Plain-English differences

  • MLX: runs the model directly through Apple-Silicon-native libraries. This is the default local path in this repo.
  • Ollama: runs the model through a local server with a simple API. It is easier to operate if you prefer a model manager over direct runtime wiring.
  • llama.cpp: useful when you want tight control over GGUF-based local inference.

If you are unsure, start with MLX. Move to Ollama later only if you want a cleaner local serving layer or easier model switching outside the Python process.

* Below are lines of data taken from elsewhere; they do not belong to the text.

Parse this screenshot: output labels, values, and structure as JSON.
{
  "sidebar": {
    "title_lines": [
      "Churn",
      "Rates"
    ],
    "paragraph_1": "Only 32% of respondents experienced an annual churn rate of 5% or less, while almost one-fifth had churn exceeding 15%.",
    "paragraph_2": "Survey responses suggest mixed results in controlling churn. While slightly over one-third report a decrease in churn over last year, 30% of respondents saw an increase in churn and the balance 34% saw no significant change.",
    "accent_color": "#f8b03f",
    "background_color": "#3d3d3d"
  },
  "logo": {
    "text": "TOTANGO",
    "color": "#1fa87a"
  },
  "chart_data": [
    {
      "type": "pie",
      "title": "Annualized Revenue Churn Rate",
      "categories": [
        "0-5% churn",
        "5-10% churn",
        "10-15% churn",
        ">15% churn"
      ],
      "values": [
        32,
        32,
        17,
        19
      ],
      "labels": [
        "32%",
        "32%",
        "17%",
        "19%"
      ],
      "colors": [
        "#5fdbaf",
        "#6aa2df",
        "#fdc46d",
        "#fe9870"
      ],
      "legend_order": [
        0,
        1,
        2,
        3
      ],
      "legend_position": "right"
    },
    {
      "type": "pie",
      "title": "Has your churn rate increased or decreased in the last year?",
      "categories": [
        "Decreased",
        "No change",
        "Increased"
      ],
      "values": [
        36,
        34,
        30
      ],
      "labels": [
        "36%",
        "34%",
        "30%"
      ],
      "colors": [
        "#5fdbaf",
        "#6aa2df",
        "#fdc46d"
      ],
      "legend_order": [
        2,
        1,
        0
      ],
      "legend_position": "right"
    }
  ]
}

Backend selection recommendation

For first-time use, keep backend selection profile-driven:

  • set the model profile
  • let the repository choose the matching backend
  • use the backend override only when you are intentionally testing a different runtime

Guardrail selection recommendation

For first-time use, keep:

  • PERSONAL_LLM_GUARDRAIL_PROFILE=standard

Then move to:

  • strict if you want stronger professional-only refusal behavior
  • relaxed if you want fewer refusals
  • original_model if you want near-base-model behavior

Guardrail profiles change:

  • which system prompt is used
  • whether runtime policy refuses requests
  • whether disallowed retrieval is filtered out automatically

The actual prompt files live in prompts/README.md. They already exist for strict, standard, relaxed, and original_model, and are selected by config/guardrails.yaml.

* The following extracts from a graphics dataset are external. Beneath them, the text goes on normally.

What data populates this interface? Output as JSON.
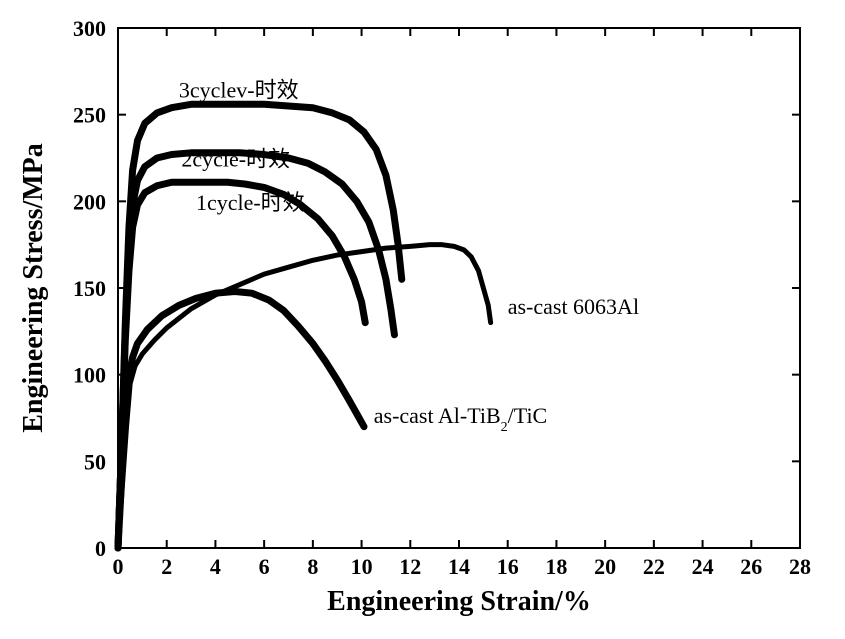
{
  "chart": {
    "type": "line",
    "background_color": "#ffffff",
    "line_color": "#000000",
    "axis_color": "#000000",
    "xlabel": "Engineering Strain/%",
    "ylabel": "Engineering Stress/MPa",
    "label_fontsize": 28,
    "tick_fontsize": 22,
    "xlim": [
      0,
      28
    ],
    "ylim": [
      0,
      300
    ],
    "xticks": [
      0,
      2,
      4,
      6,
      8,
      10,
      12,
      14,
      16,
      18,
      20,
      22,
      24,
      26,
      28
    ],
    "yticks": [
      0,
      50,
      100,
      150,
      200,
      250,
      300
    ],
    "line_width_main": 7,
    "line_width_thin": 5,
    "series": {
      "as_cast_6063Al": {
        "label": "as-cast 6063Al",
        "label_pos": {
          "x": 16.0,
          "y": 135
        },
        "line_width": 5,
        "points": [
          [
            0.0,
            0
          ],
          [
            0.2,
            40
          ],
          [
            0.35,
            70
          ],
          [
            0.5,
            95
          ],
          [
            0.7,
            105
          ],
          [
            1.0,
            112
          ],
          [
            1.5,
            120
          ],
          [
            2.0,
            127
          ],
          [
            3.0,
            138
          ],
          [
            4.0,
            146
          ],
          [
            5.0,
            152
          ],
          [
            6.0,
            158
          ],
          [
            7.0,
            162
          ],
          [
            8.0,
            166
          ],
          [
            9.0,
            169
          ],
          [
            10.0,
            171
          ],
          [
            11.0,
            173
          ],
          [
            12.0,
            174
          ],
          [
            12.8,
            175
          ],
          [
            13.3,
            175
          ],
          [
            13.8,
            174
          ],
          [
            14.2,
            172
          ],
          [
            14.5,
            168
          ],
          [
            14.8,
            160
          ],
          [
            15.0,
            150
          ],
          [
            15.2,
            140
          ],
          [
            15.3,
            130
          ]
        ]
      },
      "as_cast_AlTiB2TiC": {
        "label_prefix": "as-cast Al-TiB",
        "label_sub": "2",
        "label_suffix": "/TiC",
        "label_pos": {
          "x": 10.5,
          "y": 72
        },
        "line_width": 7,
        "points": [
          [
            0.0,
            0
          ],
          [
            0.15,
            40
          ],
          [
            0.3,
            75
          ],
          [
            0.45,
            100
          ],
          [
            0.6,
            110
          ],
          [
            0.8,
            118
          ],
          [
            1.2,
            126
          ],
          [
            1.8,
            134
          ],
          [
            2.5,
            140
          ],
          [
            3.2,
            144
          ],
          [
            4.0,
            147
          ],
          [
            4.8,
            148
          ],
          [
            5.5,
            147
          ],
          [
            6.2,
            143
          ],
          [
            6.8,
            137
          ],
          [
            7.4,
            128
          ],
          [
            8.0,
            118
          ],
          [
            8.5,
            108
          ],
          [
            9.0,
            97
          ],
          [
            9.5,
            85
          ],
          [
            9.9,
            75
          ],
          [
            10.1,
            70
          ]
        ]
      },
      "cycle1": {
        "label": "1cycle-时效",
        "label_pos": {
          "x": 3.2,
          "y": 195
        },
        "line_width": 7,
        "points": [
          [
            0.0,
            0
          ],
          [
            0.15,
            60
          ],
          [
            0.3,
            120
          ],
          [
            0.45,
            160
          ],
          [
            0.6,
            185
          ],
          [
            0.8,
            198
          ],
          [
            1.1,
            205
          ],
          [
            1.6,
            209
          ],
          [
            2.2,
            211
          ],
          [
            3.0,
            211
          ],
          [
            3.8,
            211
          ],
          [
            4.5,
            211
          ],
          [
            5.2,
            210
          ],
          [
            6.0,
            208
          ],
          [
            6.8,
            204
          ],
          [
            7.5,
            198
          ],
          [
            8.2,
            190
          ],
          [
            8.8,
            180
          ],
          [
            9.3,
            168
          ],
          [
            9.7,
            155
          ],
          [
            10.0,
            142
          ],
          [
            10.15,
            130
          ]
        ]
      },
      "cycle2": {
        "label": "2cycle-时效",
        "label_pos": {
          "x": 2.6,
          "y": 220
        },
        "line_width": 7,
        "points": [
          [
            0.0,
            0
          ],
          [
            0.15,
            60
          ],
          [
            0.3,
            125
          ],
          [
            0.45,
            170
          ],
          [
            0.6,
            198
          ],
          [
            0.8,
            212
          ],
          [
            1.1,
            220
          ],
          [
            1.6,
            225
          ],
          [
            2.2,
            227
          ],
          [
            3.0,
            228
          ],
          [
            4.0,
            228
          ],
          [
            5.0,
            228
          ],
          [
            6.0,
            227
          ],
          [
            7.0,
            225
          ],
          [
            7.8,
            222
          ],
          [
            8.5,
            217
          ],
          [
            9.2,
            210
          ],
          [
            9.8,
            200
          ],
          [
            10.3,
            188
          ],
          [
            10.7,
            172
          ],
          [
            11.0,
            155
          ],
          [
            11.2,
            138
          ],
          [
            11.35,
            123
          ]
        ]
      },
      "cycle3": {
        "label": "3cyclev-时效",
        "label_pos": {
          "x": 2.5,
          "y": 260
        },
        "line_width": 7,
        "points": [
          [
            0.0,
            0
          ],
          [
            0.15,
            60
          ],
          [
            0.3,
            130
          ],
          [
            0.45,
            185
          ],
          [
            0.6,
            218
          ],
          [
            0.8,
            235
          ],
          [
            1.1,
            245
          ],
          [
            1.6,
            251
          ],
          [
            2.2,
            254
          ],
          [
            3.0,
            256
          ],
          [
            4.0,
            256
          ],
          [
            5.0,
            256
          ],
          [
            6.0,
            256
          ],
          [
            7.0,
            255
          ],
          [
            8.0,
            254
          ],
          [
            8.8,
            251
          ],
          [
            9.5,
            247
          ],
          [
            10.1,
            240
          ],
          [
            10.6,
            230
          ],
          [
            11.0,
            215
          ],
          [
            11.3,
            195
          ],
          [
            11.5,
            175
          ],
          [
            11.65,
            155
          ]
        ]
      }
    }
  }
}
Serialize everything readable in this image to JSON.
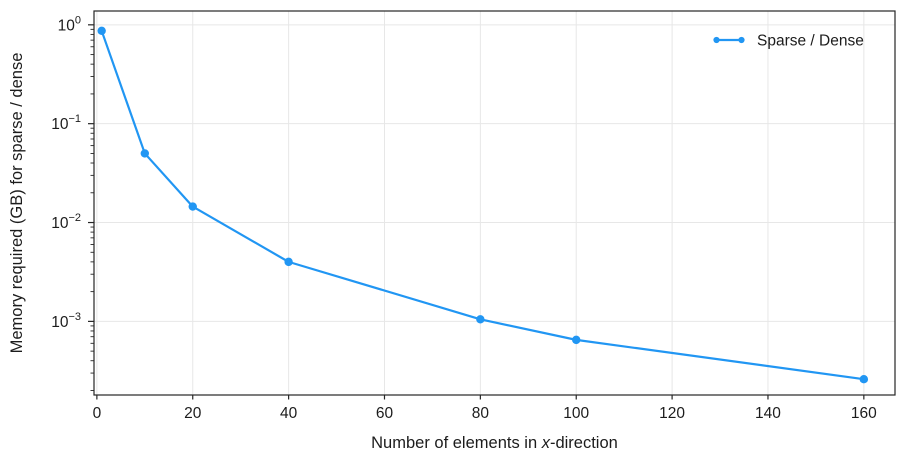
{
  "figure": {
    "background": "#ffffff"
  },
  "chart_data": {
    "type": "line",
    "title": "",
    "xlabel": "Number of elements in x-direction",
    "xlabel_parts": [
      {
        "text": "Number of elements in ",
        "italic": false
      },
      {
        "text": "x",
        "italic": true
      },
      {
        "text": "-direction",
        "italic": false
      }
    ],
    "ylabel": "Memory required (GB) for sparse / dense",
    "x_scale": "linear",
    "y_scale": "log",
    "xlim": [
      -0.6,
      166.5
    ],
    "ylim": [
      0.00018,
      1.38
    ],
    "x_ticks": [
      0,
      20,
      40,
      60,
      80,
      100,
      120,
      140,
      160
    ],
    "y_tick_exponents": [
      0,
      -1,
      -2,
      -3
    ],
    "grid": true,
    "legend": {
      "position": "upper-right",
      "frame": false,
      "entries": [
        "Sparse / Dense"
      ]
    },
    "series": [
      {
        "name": "Sparse / Dense",
        "color": "#2196f3",
        "marker": "circle",
        "x": [
          1,
          10,
          20,
          40,
          80,
          100,
          160
        ],
        "y": [
          0.87,
          0.05,
          0.0145,
          0.004,
          0.00105,
          0.00065,
          0.00026
        ]
      }
    ],
    "colors": {
      "grid": "#e7e7e7",
      "spine": "#262626",
      "tick": "#262626",
      "text": "#1c1c1c"
    }
  }
}
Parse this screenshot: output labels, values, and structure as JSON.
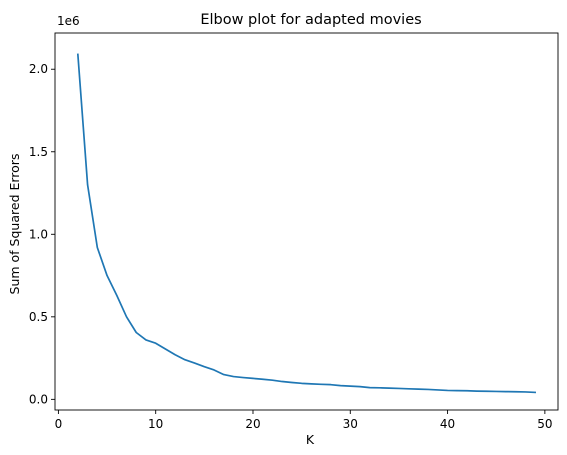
{
  "chart_data": {
    "type": "line",
    "title": "Elbow plot for adapted movies",
    "xlabel": "K",
    "ylabel": "Sum of Squared Errors",
    "y_offset_label": "1e6",
    "y_scale_factor": 1000000,
    "xlim": [
      -0.35,
      51.35
    ],
    "ylim": [
      -0.0645,
      2.2195
    ],
    "x_ticks": [
      0,
      10,
      20,
      30,
      40,
      50
    ],
    "y_ticks": [
      0.0,
      0.5,
      1.0,
      1.5,
      2.0
    ],
    "x_tick_labels": [
      "0",
      "10",
      "20",
      "30",
      "40",
      "50"
    ],
    "y_tick_labels": [
      "0.0",
      "0.5",
      "1.0",
      "1.5",
      "2.0"
    ],
    "grid": false,
    "series": [
      {
        "color": "#1f77b4",
        "x": [
          2,
          3,
          4,
          5,
          6,
          7,
          8,
          9,
          10,
          11,
          12,
          13,
          14,
          15,
          16,
          17,
          18,
          19,
          20,
          21,
          22,
          23,
          24,
          25,
          26,
          27,
          28,
          29,
          30,
          31,
          32,
          33,
          34,
          35,
          36,
          37,
          38,
          39,
          40,
          41,
          42,
          43,
          44,
          45,
          46,
          47,
          48,
          49
        ],
        "y": [
          2.09,
          1.3,
          0.92,
          0.75,
          0.63,
          0.5,
          0.405,
          0.36,
          0.34,
          0.305,
          0.27,
          0.24,
          0.22,
          0.198,
          0.178,
          0.15,
          0.138,
          0.132,
          0.127,
          0.122,
          0.116,
          0.108,
          0.102,
          0.097,
          0.094,
          0.091,
          0.089,
          0.083,
          0.08,
          0.077,
          0.071,
          0.07,
          0.068,
          0.066,
          0.064,
          0.062,
          0.06,
          0.057,
          0.054,
          0.053,
          0.052,
          0.05,
          0.049,
          0.048,
          0.047,
          0.046,
          0.045,
          0.042
        ]
      }
    ]
  }
}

For first-time tuning, keep this mental model:

  • knowledge/persona.md defines how you want the assistant to sound
  • prompts/*.md translate that into runtime behavior
  • LoRA examples make the behavior more stable over time

Request flow

  1. Classify the user query.
  2. Refuse if the topic is outside the professional domain.
  3. Retrieve relevant chunks using the configured vector backend.
  4. Build the final prompt with system policy, retrieved context, and citations.
  5. Generate the answer through the selected backend.
  6. Validate the output policy before returning the response.